Mission
Hypertensor's mission is to decentralized AI and to incentivize decentralized AI.
Why Decentralize AI?
Censorship
By spreading the control across a decentralized network, it becomes much harder for any external force to censor or manipulate the information as the model is 100% transparent, ensuring that users receive unaltered and truthful data.
Example:
Some of China's models are censoring any information about 1989 Tiananmen Square.
Truth
Perception management is a tale as old as time, from the days of Rome by using the gladiator fights as a tool to diverting attention from societal issues, to modern days with the main stream media.
"Who controls AI, controls truth" ⸺ Ross (@hayotensor)
Example:
AI is just getting started and already Google has apologized for what it describes as "inaccuracies in some historical image generation depictions" with its Gemini AI tool.
Byzantine Fault Tolerant
Decentralized AI uses the same peer-to-peer logic as blockchains like Ethereum or Solana do. Instead of a model being hosted by one entity, they are distributed globally between multiple nodes all validating each other in real time.
If any one node goes offline, the model isn't disrupted as long as there are other nodes online.
Example:
Models or fine-tuning of models have been taken down or removed by OpenAI.
How decentralized AI works?
Decentralized Servers
Models are split between multiple nodes, each hosting specific transformer blocks of the model. Each server holds several consecutive blocks, the number of which depends on the server’s available GPU memory.
Validators
Figure 1: A visualization of blocks split amongst multiple nodes.
Byzantine Fault Tolerance (BFT)
Subnets are inherently fault-tolerant because they distribute data, control, and operations across multiple nodes or participants, rather than relying on a single centralized server or point of control.
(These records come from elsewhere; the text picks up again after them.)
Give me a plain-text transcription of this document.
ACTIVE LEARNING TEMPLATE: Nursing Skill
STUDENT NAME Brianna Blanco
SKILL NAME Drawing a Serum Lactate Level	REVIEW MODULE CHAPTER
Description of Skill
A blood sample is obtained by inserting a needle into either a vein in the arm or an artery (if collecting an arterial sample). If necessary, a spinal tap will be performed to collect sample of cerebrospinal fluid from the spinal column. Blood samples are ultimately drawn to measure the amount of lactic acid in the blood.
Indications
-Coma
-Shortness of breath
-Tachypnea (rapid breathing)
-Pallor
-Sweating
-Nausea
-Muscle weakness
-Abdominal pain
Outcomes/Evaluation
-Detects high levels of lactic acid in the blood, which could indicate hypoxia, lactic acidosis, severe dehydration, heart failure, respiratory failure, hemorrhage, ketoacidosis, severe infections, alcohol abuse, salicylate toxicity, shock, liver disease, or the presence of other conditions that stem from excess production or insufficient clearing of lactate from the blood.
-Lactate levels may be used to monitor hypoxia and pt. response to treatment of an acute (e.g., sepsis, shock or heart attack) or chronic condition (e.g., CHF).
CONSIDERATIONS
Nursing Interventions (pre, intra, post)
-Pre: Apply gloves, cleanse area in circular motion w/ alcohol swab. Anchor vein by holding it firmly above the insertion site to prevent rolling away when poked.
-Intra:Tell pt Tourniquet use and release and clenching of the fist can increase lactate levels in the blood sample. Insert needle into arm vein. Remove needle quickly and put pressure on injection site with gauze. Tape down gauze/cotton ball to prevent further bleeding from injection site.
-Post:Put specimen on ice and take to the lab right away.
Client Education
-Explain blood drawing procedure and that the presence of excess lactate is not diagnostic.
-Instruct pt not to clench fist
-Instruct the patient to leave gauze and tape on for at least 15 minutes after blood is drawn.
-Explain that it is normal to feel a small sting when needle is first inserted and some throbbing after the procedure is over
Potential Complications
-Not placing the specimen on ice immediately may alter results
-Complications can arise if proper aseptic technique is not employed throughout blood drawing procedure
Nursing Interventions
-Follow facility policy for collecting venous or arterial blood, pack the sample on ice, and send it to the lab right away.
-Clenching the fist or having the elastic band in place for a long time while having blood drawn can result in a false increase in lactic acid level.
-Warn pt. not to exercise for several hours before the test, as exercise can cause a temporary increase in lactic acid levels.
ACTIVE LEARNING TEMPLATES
This design ensures that even if some components of the system fail or are compromised, the overall system can continue functioning without interruption. As long as all of the subnet AI model layers are being served by subnet nodes, the subnet will continue to operate in a healthy state.
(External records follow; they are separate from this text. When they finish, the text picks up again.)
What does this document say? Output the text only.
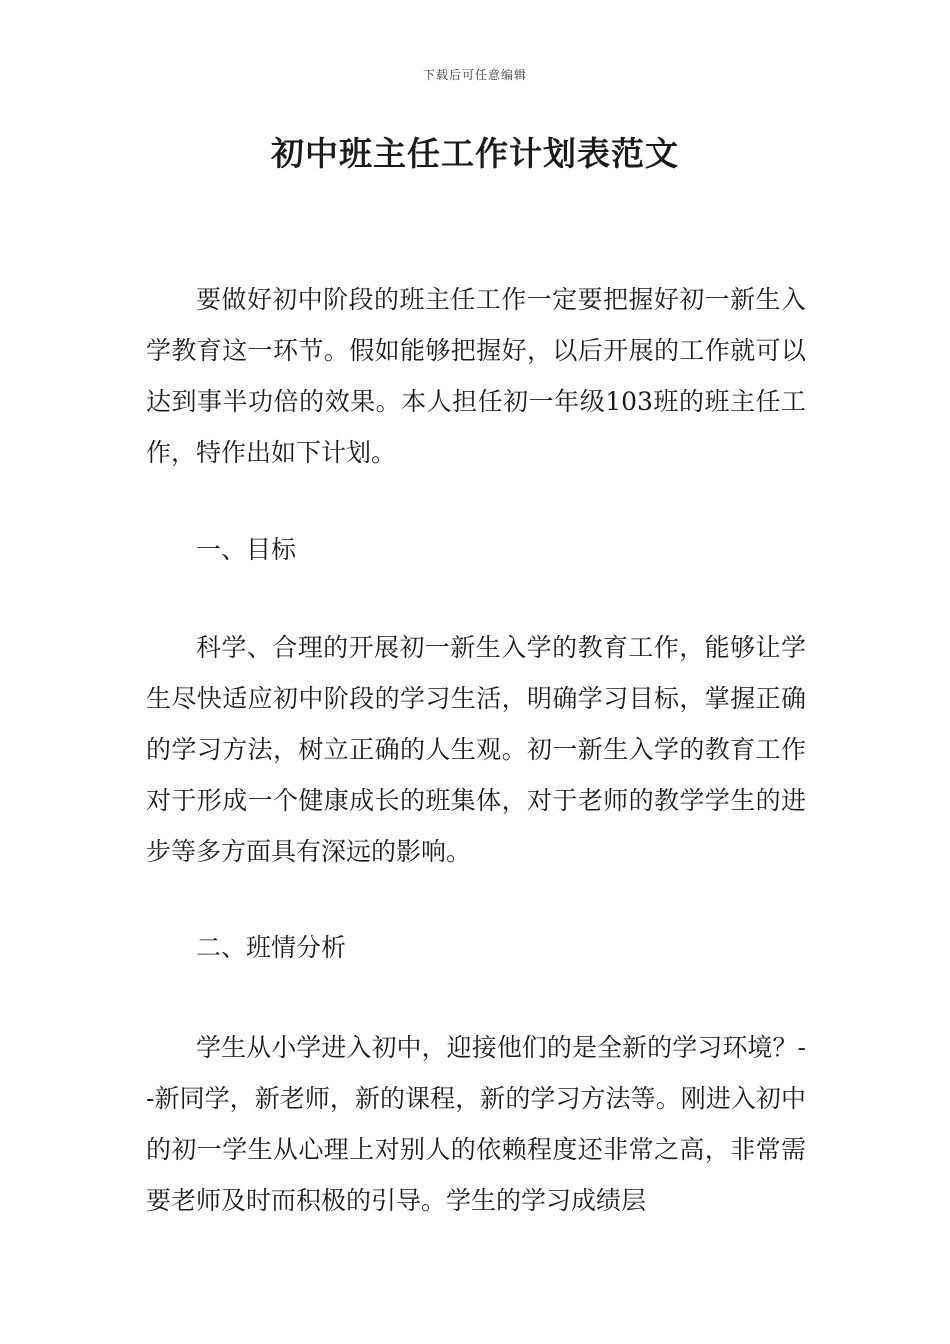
下载后可任意编辑
初中班主任工作计划表范文

要做好初中阶段的班主任工作一定要把握好初一新生入学教育这一环节。假如能够把握好，以后开展的工作就可以达到事半功倍的效果。本人担任初一年级103班的班主任工作，特作出如下计划。

一、目标

科学、合理的开展初一新生入学的教育工作，能够让学生尽快适应初中阶段的学习生活，明确学习目标，掌握正确的学习方法，树立正确的人生观。初一新生入学的教育工作对于形成一个健康成长的班集体，对于老师的教学学生的进步等多方面具有深远的影响。

二、班情分析

学生从小学进入初中，迎接他们的是全新的学习环境？--新同学，新老师，新的课程，新的学习方法等。刚进入初中的初一学生从心理上对别人的依赖程度还非常之高，非常需要老师及时而积极的引导。学生的学习成绩层
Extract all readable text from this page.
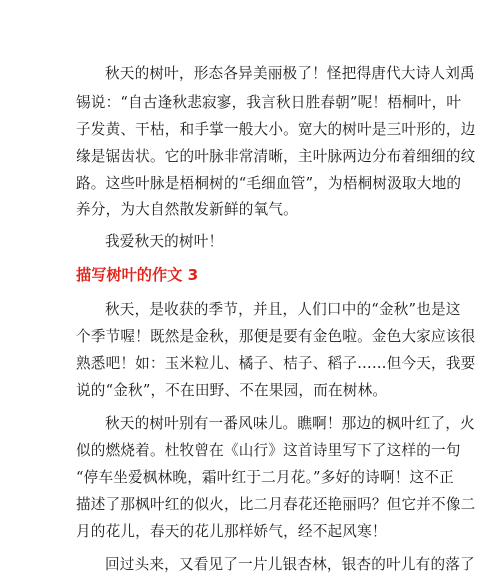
秋天的树叶，形态各异美丽极了！怪把得唐代大诗人刘禹
锡说：“自古逢秋悲寂寥，我言秋日胜春朝”呢！梧桐叶，叶
子发黄、干枯，和手掌一般大小。宽大的树叶是三叶形的，边
缘是锯齿状。它的叶脉非常清晰，主叶脉两边分布着细细的纹
路。这些叶脉是梧桐树的“毛细血管”，为梧桐树汲取大地的
养分，为大自然散发新鲜的氧气。
我爱秋天的树叶！
描写树叶的作文 3
秋天，是收获的季节，并且，人们口中的“金秋”也是这
个季节喔！既然是金秋，那便是要有金色啦。金色大家应该很
熟悉吧！如：玉米粒儿、橘子、桔子、稻子……但今天，我要
说的“金秋”，不在田野、不在果园，而在树林。
秋天的树叶别有一番风味儿。瞧啊！那边的枫叶红了，火
似的燃烧着。杜牧曾在《山行》这首诗里写下了这样的一句
“停车坐爱枫林晚，霜叶红于二月花。”多好的诗啊！这不正
描述了那枫叶红的似火，比二月春花还艳丽吗？但它并不像二
月的花儿，春天的花儿那样娇气，经不起风寒！
回过头来，又看见了一片儿银杏林，银杏的叶儿有的落了
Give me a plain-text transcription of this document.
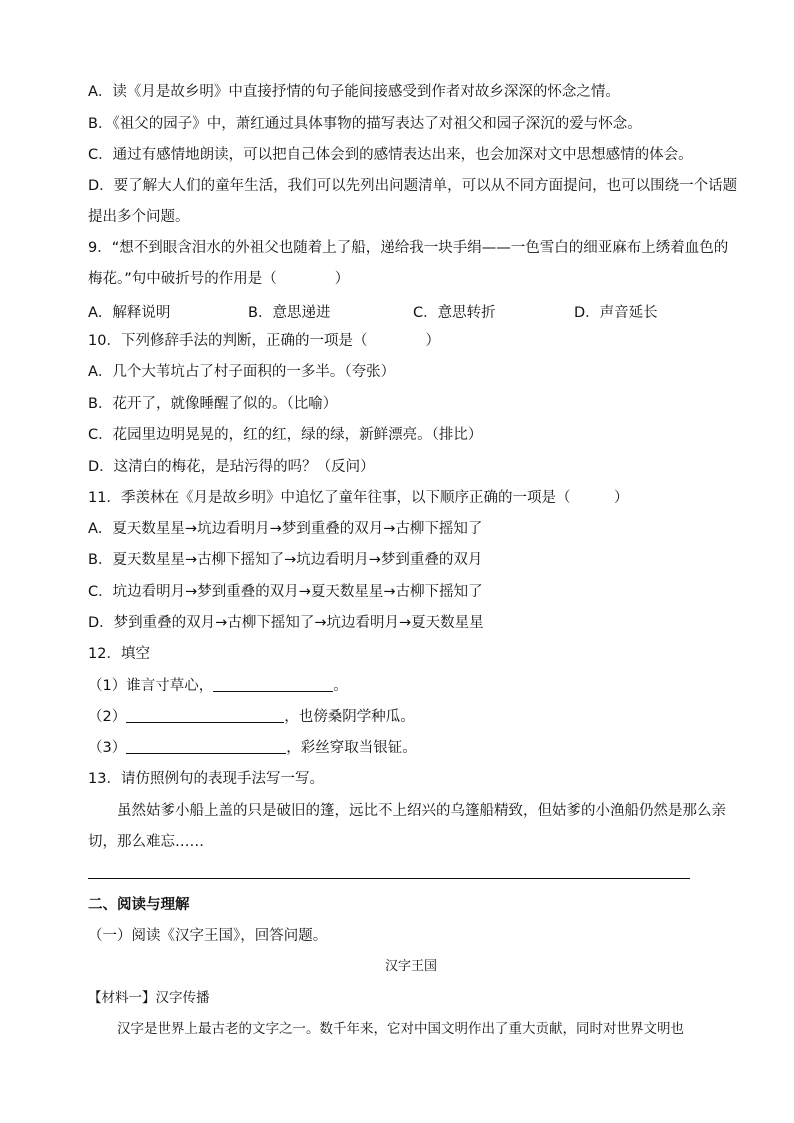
A．读《月是故乡明》中直接抒情的句子能间接感受到作者对故乡深深的怀念之情。
B．《祖父的园子》中，萧红通过具体事物的描写表达了对祖父和园子深沉的爱与怀念。
C．通过有感情地朗读，可以把自己体会到的感情表达出来，也会加深对文中思想感情的体会。
D．要了解大人们的童年生活，我们可以先列出问题清单，可以从不同方面提问，也可以围绕一个话题
提出多个问题。
9．“想不到眼含泪水的外祖父也随着上了船，递给我一块手绢——一色雪白的细亚麻布上绣着血色的
梅花。”句中破折号的作用是（　　　　）
A．解释说明	B．意思递进	C．意思转折	D．声音延长
10．下列修辞手法的判断，正确的一项是（　　　　）
A．几个大苇坑占了村子面积的一多半。（夸张）
B．花开了，就像睡醒了似的。（比喻）
C．花园里边明晃晃的，红的红，绿的绿，新鲜漂亮。（排比）
D．这清白的梅花，是玷污得的吗？（反问）
11．季羡林在《月是故乡明》中追忆了童年往事，以下顺序正确的一项是（　　　）
A．夏天数星星→坑边看明月→梦到重叠的双月→古柳下摇知了
B．夏天数星星→古柳下摇知了→坑边看明月→梦到重叠的双月
C．坑边看明月→梦到重叠的双月→夏天数星星→古柳下摇知了
D．梦到重叠的双月→古柳下摇知了→坑边看明月→夏天数星星
12．填空
（1）谁言寸草心，	。
（2）	，也傍桑阴学种瓜。
（3）	，彩丝穿取当银钲。
13．请仿照例句的表现手法写一写。
虽然姑爹小船上盖的只是破旧的篷，远比不上绍兴的乌篷船精致，但姑爹的小渔船仍然是那么亲
切，那么难忘……
二、阅读与理解
（一）阅读《汉字王国》，回答问题。
汉字王国
【材料一】汉字传播
汉字是世界上最古老的文字之一。数千年来，它对中国文明作出了重大贡献，同时对世界文明也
Subnet validator nodes can use the Hypertensor blockchain to form a consensus using the SCP (Subnet Consensus Protocol) that includes an incentives mechanism, a fault-proofs mechanism, and an accounting mechanism.
Proof of Stake AI
The DSN (Decentralized Subnet) standard uses a proof-of-stake mechanism as one of its consensus mechanisms. It works in the same way a blockchain works; any node entering the network is verified to be staked on-chain before they enter other nodes routing tables. After entry, any messaging between peers, such as running inference sequences, must also be validated on both incoming and outgoing communications.
Decentralized Inference
When generating tokens, a client stores the model’s token embeddings (which typically comprise a small fraction of the total parameter count and can fit in RAM in most modern laptops, servers, and workstations) locally and relies on servers to run Transformer blocks. Before each inference session, the client finds a chain of servers that collectively hold all model layers. Once the chain is formed, the client uses the local embedding layer to look up embedding vectors for prefix tokens, then sends those vectors to servers and receives new representations. Once the client obtains the outputs of the final block, it computes the next token probabilities and repeats this process. While the session is active, servers store attention keys and values from past client inputs and use them for subsequent inference steps. Clients also store past inputs to each server so that if any server fails or goes offline, another one can quickly take its place.
Sequence
Figure 2: A visualization of an inference sequence performed by a user.
What does this look like at scaled if a there are a billion active users?
Currently, Ethereum has over one million validators ensuring the security and liveliness of the Ethereum blockchain. Soon, decentralized AI will have millions of validators serving and validating AI models for the world across thousands of models.
ScaledBlocks
Figure 3: A visualization of an uncountable amount of nodes validating an AI model of an uncountable amount of layers.